Kekuatan (intensity)
menggambarkan seberapa kerasnya seseorang dalam berusaha. Ini adalah elemen
yang menjadi pusat perhatian ketika kita berbicara mengenai motivasi. Namun,
kekuatan yang besar tidak mungkin memberikan hasil kinerja yang memuaskan
kecuali upaya tersebut disalurkan dalam suatu arahan (direction) yang
memberikan keuntungan bagi organisasi. Oleh karena itu, kita harus
mempertimbangkan mutu upaya agar sejalan dengan kekuatannya. Upaya yang
diarahkan menuju dan konsisten pada tujuan organisasi adalah jenis upaya yang
harus kita temukan. Terakhir, motivasi memiliki dimensi ketekunan
(persistence). Ketekunan mengukur berapa lama seseorang dapat mempertahankan
upayanya. Para individu yang termotivasi akan bertahan cukup lama dengan tugasnya
untuk mencapai tujuan mereka.
2.2 Teori-Teori
Awal Mengenai Motivasi
Empat teori mengenai
pekerja dirumuskan selama tahun 1950-an mungkin masih merupakan yang paling
banyak diketahui, meskipun saat ini diragukan keabsahannya. Penjelasan yang
lebih valid akan kita bahas selanjutnya, tetapi empat teori ini
mempresentasikan suatu fondasi, dan banyak manajer di lapangan masih
menggunakan terminology ini.
Teori Hierarki Kebutuhan
Teori motivasi terbaik yang
diketahui adalah teori hierarki kebutuhan dari Abraham Maslow. Maslow membuat
hipotesis bahwa di dalam setiap manusia terdapat hierarki lima kebutuhan:
1.
Fisiologis. Meliputi kelaparan,
kehausan, tempat perlindungan, seks, dan kebutuhan fisik lainnya.
2.
Rasa aman. Keamanan dan
perlindungan dari bahaya fisik dan emosional.
3.
Sosial. Kasih saying, rasa
memiliki, penerimaan, dan persahabatan.
4.
Penghargaan. Faktor-faktor
internal misalnya rasa harga diri, kemandirian, dan pencapaian, serta
faktor-faktor eksternal misalnya status, pengakuan, dan perhatian.
5.
Aktualisasi diri. Dorongan yang mampu
membentuk seseorang untuk menjadi apa; meliputi pertumbuhan, mencapai potensi
kita, dan pemenuhan diri.
Meskipun tidak ada
kebutuhan yang terpuaskan sepenuhnya, kebutuhan yang pada dasarnya telah
terpenuhi tidak lagi memotivasi. Dengan begitu, sebagaimana setiap kebutuhan
pada dasarnya telah terpenuhi, maka kebutuhan berikutnya menjadi dominan.

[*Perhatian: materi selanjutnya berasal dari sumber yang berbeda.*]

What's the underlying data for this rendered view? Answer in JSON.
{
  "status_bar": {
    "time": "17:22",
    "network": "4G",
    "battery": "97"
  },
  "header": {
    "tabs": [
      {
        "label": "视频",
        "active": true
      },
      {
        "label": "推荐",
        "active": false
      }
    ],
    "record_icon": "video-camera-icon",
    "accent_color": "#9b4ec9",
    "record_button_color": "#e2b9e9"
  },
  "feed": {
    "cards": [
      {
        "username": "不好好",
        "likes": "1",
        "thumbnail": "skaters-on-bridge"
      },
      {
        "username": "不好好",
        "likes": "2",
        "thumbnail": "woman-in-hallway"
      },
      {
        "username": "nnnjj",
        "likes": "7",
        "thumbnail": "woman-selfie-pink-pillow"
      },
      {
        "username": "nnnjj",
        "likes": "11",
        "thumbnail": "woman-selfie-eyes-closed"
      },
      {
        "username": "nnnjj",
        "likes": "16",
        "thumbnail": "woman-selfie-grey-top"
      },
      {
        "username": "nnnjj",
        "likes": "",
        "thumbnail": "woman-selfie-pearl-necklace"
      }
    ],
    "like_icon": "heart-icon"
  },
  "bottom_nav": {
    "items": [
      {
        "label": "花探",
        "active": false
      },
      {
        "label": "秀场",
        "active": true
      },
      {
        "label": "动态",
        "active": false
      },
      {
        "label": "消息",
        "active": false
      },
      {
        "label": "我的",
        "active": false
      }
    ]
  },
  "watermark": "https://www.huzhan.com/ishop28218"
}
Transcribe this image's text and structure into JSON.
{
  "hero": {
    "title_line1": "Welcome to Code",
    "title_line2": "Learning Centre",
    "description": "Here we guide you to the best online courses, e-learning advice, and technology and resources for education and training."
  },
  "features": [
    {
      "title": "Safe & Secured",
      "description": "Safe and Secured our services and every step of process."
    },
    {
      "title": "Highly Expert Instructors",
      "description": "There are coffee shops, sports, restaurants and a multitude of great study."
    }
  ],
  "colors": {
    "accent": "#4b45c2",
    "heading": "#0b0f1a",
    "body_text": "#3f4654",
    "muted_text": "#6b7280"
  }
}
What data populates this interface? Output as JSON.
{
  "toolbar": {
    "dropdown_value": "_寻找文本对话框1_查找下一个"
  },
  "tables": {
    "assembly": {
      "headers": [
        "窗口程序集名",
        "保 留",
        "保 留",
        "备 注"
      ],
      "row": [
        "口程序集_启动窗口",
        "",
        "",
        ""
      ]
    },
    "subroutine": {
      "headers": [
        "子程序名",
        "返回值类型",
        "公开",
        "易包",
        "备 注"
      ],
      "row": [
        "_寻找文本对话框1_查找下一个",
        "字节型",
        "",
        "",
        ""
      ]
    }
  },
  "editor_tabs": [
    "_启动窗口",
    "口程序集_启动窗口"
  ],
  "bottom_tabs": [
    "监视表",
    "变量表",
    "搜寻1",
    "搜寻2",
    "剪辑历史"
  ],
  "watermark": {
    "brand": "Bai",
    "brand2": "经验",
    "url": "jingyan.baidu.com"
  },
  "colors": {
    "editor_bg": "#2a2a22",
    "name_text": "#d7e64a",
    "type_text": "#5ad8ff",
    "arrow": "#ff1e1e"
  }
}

Dengan demikian apabila Anda ingin memotivasi seseorang, menurut Maslow, Anda
perlu memahami pada level hierarki kebutuhan yang mana orang tersebut berada
saat ini dan pusatkan perhatian pada pemenuhan kebutuhan di level tersebut
maupun di atasnya.
Maslow memisahkan lima
kebutuhan ke dalam urutan yang lebih tinggi dan yang lebih rendah. Kebutuhan
fisiologis dan rasa aman, merupakan kebutuhan paling awal adalah urutan
kebutuhan yang lebih rendah (lower-order need); sosial, penghargaan, serta
aktualisasi diri adalah urutan kebutuhan yang lebih tinggi (higher-order need).

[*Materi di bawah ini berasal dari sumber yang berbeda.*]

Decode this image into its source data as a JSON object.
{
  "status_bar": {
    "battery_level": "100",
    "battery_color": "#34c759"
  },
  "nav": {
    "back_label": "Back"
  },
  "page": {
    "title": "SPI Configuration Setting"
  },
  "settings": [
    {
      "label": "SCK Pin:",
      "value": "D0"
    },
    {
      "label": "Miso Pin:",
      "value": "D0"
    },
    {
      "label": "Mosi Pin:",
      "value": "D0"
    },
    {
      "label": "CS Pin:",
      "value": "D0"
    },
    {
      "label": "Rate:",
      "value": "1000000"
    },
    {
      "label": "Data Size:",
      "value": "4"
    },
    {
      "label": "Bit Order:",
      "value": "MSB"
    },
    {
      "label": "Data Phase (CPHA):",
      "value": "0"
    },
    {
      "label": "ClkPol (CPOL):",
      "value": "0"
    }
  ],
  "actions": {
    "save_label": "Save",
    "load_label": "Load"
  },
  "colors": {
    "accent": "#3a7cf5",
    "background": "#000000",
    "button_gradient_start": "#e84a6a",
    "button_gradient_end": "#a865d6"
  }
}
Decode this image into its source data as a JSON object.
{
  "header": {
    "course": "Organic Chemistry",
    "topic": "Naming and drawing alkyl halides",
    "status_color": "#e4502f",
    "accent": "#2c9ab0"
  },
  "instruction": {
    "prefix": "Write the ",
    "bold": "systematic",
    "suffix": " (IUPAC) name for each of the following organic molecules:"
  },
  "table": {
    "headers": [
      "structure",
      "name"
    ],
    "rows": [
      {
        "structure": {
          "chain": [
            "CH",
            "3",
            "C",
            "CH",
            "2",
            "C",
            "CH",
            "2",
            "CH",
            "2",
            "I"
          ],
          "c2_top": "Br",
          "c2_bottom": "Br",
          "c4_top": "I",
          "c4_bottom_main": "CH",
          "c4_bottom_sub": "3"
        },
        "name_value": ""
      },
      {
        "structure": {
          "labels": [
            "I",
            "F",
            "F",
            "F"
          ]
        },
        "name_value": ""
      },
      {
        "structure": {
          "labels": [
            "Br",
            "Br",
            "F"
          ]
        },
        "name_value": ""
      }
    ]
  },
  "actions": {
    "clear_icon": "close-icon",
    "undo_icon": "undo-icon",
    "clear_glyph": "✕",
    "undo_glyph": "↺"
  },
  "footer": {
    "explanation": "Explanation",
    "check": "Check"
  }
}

Urutan kebutuhan yang lebih tinggi dipenuhi secara internal (di dalam diri seseorang),
sedangkan urutan kebutuhan yang lebih rendah sebagian besar akan dipuaskan
secara eksternal (dengan imbalan, misalnya gaji, kontrak serikat, dan kedudukan
tetap).
Hierarki ini, apabila
diterapkan pada semua, sejalan dengan budaya Amerika Serikat. Di Jepang,
Yunani, dan Meksiko, di mana karakteristik ketidakpastian-penghindaran kuat,
kebutuhan terhadap keamanan berada di urutan teratas dari hierarki.
Negara-negara yang memiliki skor tinggi atas karakteristik
pendidikannya—Denmark, Swedia, Norwegia, Belanda, dan Finlandia—memiliki
kebutuhan sosial dan aktualisasi diri pada urutan teratas. Kelompok kerja akan
lebih memotivasi para pekerja ketika nilai tertinggi dalam budaya negara
tersebut berada pada kriteria pendidikan.
Teori Maslow telah
memperoleh pengakuan secara luas, terutama di antara para manajer yang bekerja.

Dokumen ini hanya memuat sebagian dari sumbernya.